Where Are My People? A Blessing for Belonging and Purpose

By Paul Dunion | May 14, 2019

There are many life questions.

Some will lead you to find sustenance;

some, where to work, where to live,

and some where to grow old.

Your soul continues to live one

question, even when there’s no

apparent way to get your attention:

Where are my People?

For millennia upon millennia,

a sensibility to your survival kept

you close to this soulful question.

Living the question: Where are my

People? helped you to hold the faith

that your tomorrow was more likely

to greet you, when accompanied

by your People.

Those ancient times saw you pretend

less about dangers lurking close by.

Your aloneness knew an impending

peril. A solitary path meant you were

more susceptible to be overcome by

forces larger than you. You carried

your vulnerability and fragility closer

to your chest.

Gradually, you no longer needed to

grow your own food, creating shelters

to protect you from the elements or

some menacing adversary. As your

bodily needs were meant, a veneration

of your self-reliance had you forgetting

to ask: Where are my People?

There is still time. You may be moved

and touched now by this soul question.

It can still make its way to the surface like

the crocus knowing its destination for a

rendezvous with the light. It pushes its

way through hardened soil, sticks

and stones. You may ask, why now?

Why not continue to believe in

the alleged sovereignty of the ego?

Ask now because your life depends

upon it. The soul longs for connection

to your People, where you belong. 

Where are my People? invites you

to step into the mysteries of yourself

others, Nature and your God.

The question: Where are my People?

is relational compost.
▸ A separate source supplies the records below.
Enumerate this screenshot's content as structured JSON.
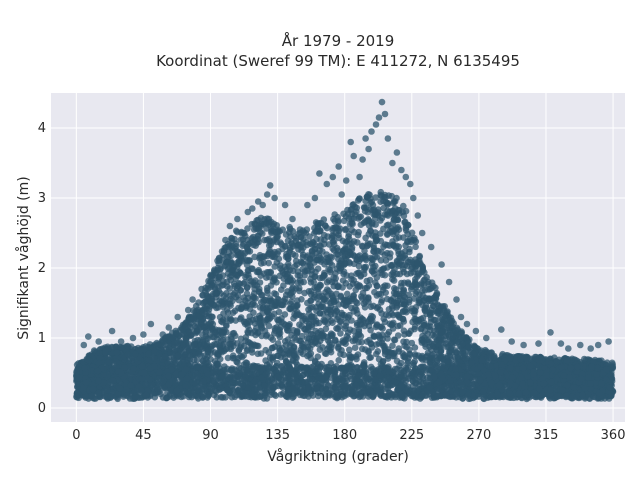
{
  "chart_data": {
    "type": "scatter",
    "title": [
      "År 1979 - 2019",
      "Koordinat (Sweref 99 TM): E 411272, N 6135495"
    ],
    "xlabel": "Vågriktning (grader)",
    "ylabel": "Signifikant våghöjd (m)",
    "xlim": [
      -17,
      368
    ],
    "ylim": [
      -0.2,
      4.5
    ],
    "x_ticks": [
      0,
      45,
      90,
      135,
      180,
      225,
      270,
      315,
      360
    ],
    "y_ticks": [
      0,
      1,
      2,
      3,
      4
    ],
    "grid": true,
    "background": "#e8e8f0",
    "point_color": "#2e566e",
    "envelope_upper": [
      [
        0,
        0.62
      ],
      [
        10,
        0.78
      ],
      [
        20,
        0.88
      ],
      [
        30,
        0.9
      ],
      [
        45,
        0.88
      ],
      [
        55,
        0.95
      ],
      [
        70,
        1.15
      ],
      [
        80,
        1.45
      ],
      [
        90,
        1.9
      ],
      [
        100,
        2.35
      ],
      [
        110,
        2.6
      ],
      [
        120,
        2.7
      ],
      [
        130,
        2.75
      ],
      [
        140,
        2.6
      ],
      [
        150,
        2.55
      ],
      [
        160,
        2.65
      ],
      [
        170,
        2.75
      ],
      [
        180,
        2.8
      ],
      [
        190,
        3.0
      ],
      [
        200,
        3.1
      ],
      [
        210,
        3.1
      ],
      [
        220,
        2.9
      ],
      [
        225,
        2.6
      ],
      [
        230,
        2.2
      ],
      [
        240,
        1.75
      ],
      [
        250,
        1.35
      ],
      [
        260,
        1.05
      ],
      [
        270,
        0.85
      ],
      [
        290,
        0.75
      ],
      [
        320,
        0.72
      ],
      [
        345,
        0.7
      ],
      [
        360,
        0.65
      ]
    ],
    "envelope_lower": 0.13,
    "outliers": [
      [
        5,
        0.9
      ],
      [
        8,
        1.02
      ],
      [
        12,
        0.82
      ],
      [
        15,
        0.95
      ],
      [
        24,
        1.1
      ],
      [
        30,
        0.95
      ],
      [
        38,
        1.0
      ],
      [
        45,
        1.05
      ],
      [
        50,
        1.2
      ],
      [
        58,
        1.05
      ],
      [
        62,
        1.15
      ],
      [
        68,
        1.3
      ],
      [
        75,
        1.4
      ],
      [
        78,
        1.55
      ],
      [
        84,
        1.7
      ],
      [
        88,
        1.6
      ],
      [
        95,
        2.0
      ],
      [
        100,
        2.4
      ],
      [
        103,
        2.6
      ],
      [
        108,
        2.7
      ],
      [
        115,
        2.8
      ],
      [
        118,
        2.85
      ],
      [
        122,
        2.95
      ],
      [
        125,
        2.9
      ],
      [
        128,
        3.05
      ],
      [
        130,
        3.18
      ],
      [
        133,
        3.0
      ],
      [
        140,
        2.9
      ],
      [
        145,
        2.7
      ],
      [
        150,
        2.55
      ],
      [
        155,
        2.9
      ],
      [
        160,
        3.0
      ],
      [
        163,
        3.35
      ],
      [
        168,
        3.2
      ],
      [
        172,
        3.3
      ],
      [
        176,
        3.45
      ],
      [
        178,
        3.05
      ],
      [
        181,
        3.25
      ],
      [
        184,
        3.8
      ],
      [
        186,
        3.6
      ],
      [
        190,
        3.3
      ],
      [
        192,
        3.55
      ],
      [
        194,
        3.85
      ],
      [
        196,
        3.7
      ],
      [
        198,
        3.95
      ],
      [
        201,
        4.05
      ],
      [
        203,
        4.15
      ],
      [
        205,
        4.37
      ],
      [
        207,
        4.2
      ],
      [
        209,
        3.85
      ],
      [
        212,
        3.5
      ],
      [
        215,
        3.65
      ],
      [
        218,
        3.4
      ],
      [
        221,
        3.3
      ],
      [
        224,
        3.2
      ],
      [
        226,
        3.0
      ],
      [
        229,
        2.75
      ],
      [
        232,
        2.5
      ],
      [
        238,
        2.3
      ],
      [
        245,
        2.05
      ],
      [
        250,
        1.8
      ],
      [
        255,
        1.55
      ],
      [
        258,
        1.3
      ],
      [
        262,
        1.2
      ],
      [
        268,
        1.1
      ],
      [
        275,
        1.0
      ],
      [
        285,
        1.12
      ],
      [
        292,
        0.95
      ],
      [
        300,
        0.9
      ],
      [
        310,
        0.92
      ],
      [
        318,
        1.08
      ],
      [
        325,
        0.92
      ],
      [
        330,
        0.85
      ],
      [
        338,
        0.9
      ],
      [
        345,
        0.85
      ],
      [
        350,
        0.9
      ],
      [
        357,
        0.95
      ]
    ]
  }
}
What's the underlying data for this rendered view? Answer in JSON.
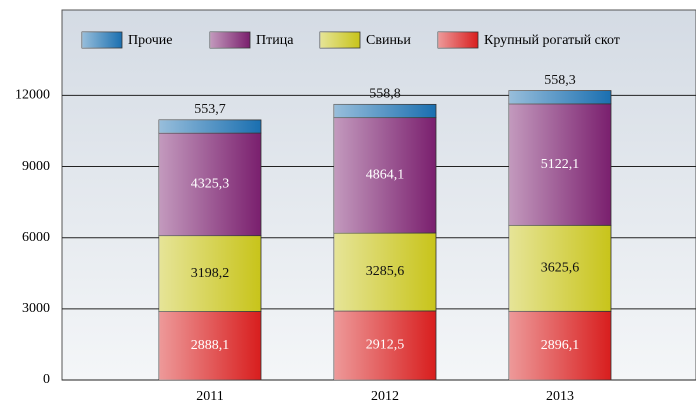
{
  "chart_data": {
    "type": "stacked_bar",
    "categories": [
      "2011",
      "2012",
      "2013"
    ],
    "series": [
      {
        "name": "Крупный рогатый скот",
        "color": "#d81e1e",
        "values": [
          2888.1,
          2912.5,
          2896.1
        ],
        "value_labels": [
          "2888,1",
          "2912,5",
          "2896,1"
        ]
      },
      {
        "name": "Свиньи",
        "color": "#c8c41a",
        "values": [
          3198.2,
          3285.6,
          3625.6
        ],
        "value_labels": [
          "3198,2",
          "3285,6",
          "3625,6"
        ]
      },
      {
        "name": "Птица",
        "color": "#7a1f6e",
        "values": [
          4325.3,
          4864.1,
          5122.1
        ],
        "value_labels": [
          "4325,3",
          "4864,1",
          "5122,1"
        ]
      },
      {
        "name": "Прочие",
        "color": "#1a6fb0",
        "values": [
          553.7,
          558.8,
          558.3
        ],
        "value_labels": [
          "553,7",
          "558,8",
          "558,3"
        ]
      }
    ],
    "ylim": [
      0,
      15600
    ],
    "yticks": [
      0,
      3000,
      6000,
      9000,
      12000
    ],
    "grid": true
  }
}
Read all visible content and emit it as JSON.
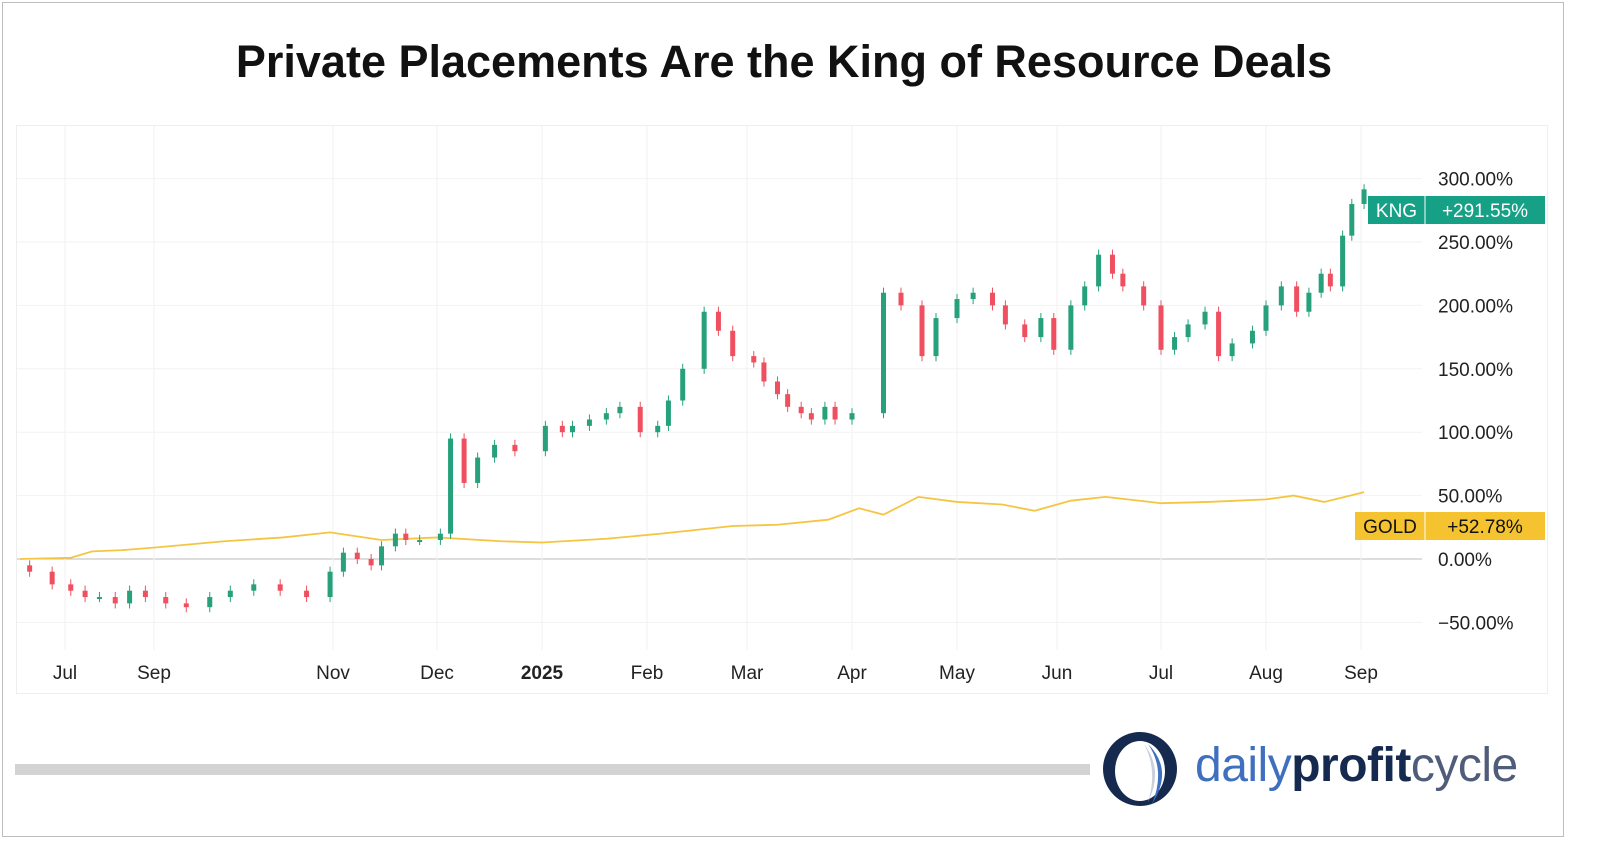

It yields a new

growing season. Your apprenticeship

to loving broadens and deepens.

There are perennial buds of giving

and receiving, the thorns of conflict

are less pronounced as the sweetness

of resolution permeates the air.

Where are my People? This question

guides your aging. You come to know

whom you are meant to serve. Your

gifts find hearts hungry for your offering.

Your purpose loses its opaqueness,

becoming ever so clear with the pulse

of your offering. Your task is to hold

the faith that your People are waiting

for you.

Posted in

1 Comments

  1. Jody Grose on May 15, 2019 at 11:07 am

    Paul you have once again touched upon the very question I sit with; Where are my people and whom do I serve now in my life?